For May, Inflation-Focused And Value Plays Attract The Largest Flows For ETFs And Conventional Funds

For the month of May, investors injected some $167.5 billion into the mutual fund business (including conventional funds and ETFs) based on preliminary numbers. However, investors remained on the fence, injecting almost half of that sum into Money Market Funds (+$84.81 billion).

Of the long-term assets, all three asset classes attracted net new money in May, with equity funds attracting $41.1 billion, taxable bond funds taking in $34.6 billion, and municipal bond funds receiving $6.9 billion.

During the month the broad-based U.S. indices hit new record highs but remained range-bound as investors wrestled with the dichotomy between strong Q1 corporate earnings results, a flattening of the Treasury yield curve, and broad reopening of the U.S economy against growing inflationary concerns, labor shortages, and lower than expected April nonfarm payrolls report. The report showed the U.S. economy added just 266,000 jobs in April compared to analysts’ expectation of 755,000. Commodity prices rose for the month, with near-month gold prices gaining 7.65% to close the month at $1,902.50 per ounce and front-month crude oil prices climbing 4.31% to close at $66.32 per barrel.

For the month, out-of-favor issues continued to rally while the stay-at-home and growth stocks were pressured, with the Nasdaq Composite (-1.53%) suffering the only major decline and the NYSE AMEX (+9.49%) composite posting the strongest return, followed by the Dow Jones Industrial Average (+1.93%, which witnessed its twenty-fourth record close for 2021 during the month).
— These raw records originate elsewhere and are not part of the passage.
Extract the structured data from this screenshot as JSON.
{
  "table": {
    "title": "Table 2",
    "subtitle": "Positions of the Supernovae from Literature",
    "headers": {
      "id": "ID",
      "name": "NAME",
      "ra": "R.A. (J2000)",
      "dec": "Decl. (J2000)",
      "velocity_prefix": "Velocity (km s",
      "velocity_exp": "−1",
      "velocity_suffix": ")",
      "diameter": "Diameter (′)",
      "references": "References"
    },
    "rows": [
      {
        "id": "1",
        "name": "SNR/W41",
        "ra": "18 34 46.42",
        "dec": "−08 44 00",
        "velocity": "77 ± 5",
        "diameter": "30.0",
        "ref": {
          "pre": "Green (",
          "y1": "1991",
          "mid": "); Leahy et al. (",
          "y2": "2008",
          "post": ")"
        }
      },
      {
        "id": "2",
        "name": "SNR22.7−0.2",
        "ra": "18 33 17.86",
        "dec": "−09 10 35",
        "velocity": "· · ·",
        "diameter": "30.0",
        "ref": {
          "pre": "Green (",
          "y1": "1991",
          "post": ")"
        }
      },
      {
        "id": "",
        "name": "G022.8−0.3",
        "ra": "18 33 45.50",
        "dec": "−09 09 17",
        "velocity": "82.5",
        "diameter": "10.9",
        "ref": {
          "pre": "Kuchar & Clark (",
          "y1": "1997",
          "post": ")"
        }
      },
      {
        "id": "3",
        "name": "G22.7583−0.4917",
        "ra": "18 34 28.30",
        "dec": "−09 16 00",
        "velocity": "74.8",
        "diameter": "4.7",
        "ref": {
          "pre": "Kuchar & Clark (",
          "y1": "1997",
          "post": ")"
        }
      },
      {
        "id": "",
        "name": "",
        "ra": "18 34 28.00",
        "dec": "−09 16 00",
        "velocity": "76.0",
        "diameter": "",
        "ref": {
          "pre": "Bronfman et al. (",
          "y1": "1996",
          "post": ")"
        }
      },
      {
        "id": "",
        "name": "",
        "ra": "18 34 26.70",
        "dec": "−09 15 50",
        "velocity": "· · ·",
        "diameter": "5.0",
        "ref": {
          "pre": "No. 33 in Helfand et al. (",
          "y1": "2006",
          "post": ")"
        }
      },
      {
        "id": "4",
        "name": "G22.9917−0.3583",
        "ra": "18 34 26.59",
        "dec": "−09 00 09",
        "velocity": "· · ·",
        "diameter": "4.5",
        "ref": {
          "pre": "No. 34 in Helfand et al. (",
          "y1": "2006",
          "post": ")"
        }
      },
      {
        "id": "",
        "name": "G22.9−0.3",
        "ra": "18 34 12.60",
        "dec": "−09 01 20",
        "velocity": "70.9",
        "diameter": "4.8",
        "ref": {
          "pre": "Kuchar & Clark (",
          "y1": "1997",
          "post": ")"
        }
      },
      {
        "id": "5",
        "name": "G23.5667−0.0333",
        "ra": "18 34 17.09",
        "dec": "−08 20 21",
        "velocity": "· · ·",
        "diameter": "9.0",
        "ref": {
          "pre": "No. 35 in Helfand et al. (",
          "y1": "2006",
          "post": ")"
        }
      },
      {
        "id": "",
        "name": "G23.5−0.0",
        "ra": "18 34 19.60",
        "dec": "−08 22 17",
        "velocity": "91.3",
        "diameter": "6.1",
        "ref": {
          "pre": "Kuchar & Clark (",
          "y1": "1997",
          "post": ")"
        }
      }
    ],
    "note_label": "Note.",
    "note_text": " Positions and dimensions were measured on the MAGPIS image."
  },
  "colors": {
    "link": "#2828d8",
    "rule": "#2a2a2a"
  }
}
Overseas, the Shanghai Composite (+6.72%), the Xetra DAX (+3.48%), and the FTSE 100 (+3.44%) all posted handsome returns for May.

On the equity side, international equity funds (including ETFs) attracted the largest amount of net new money, taking in $19.0 billion, followed by sector-other funds (+$9.6 billion, which is heavy influenced by commodities funds), equity income funds (+$6.0 billion), and sector-financial/banking funds (+$5.9 billion).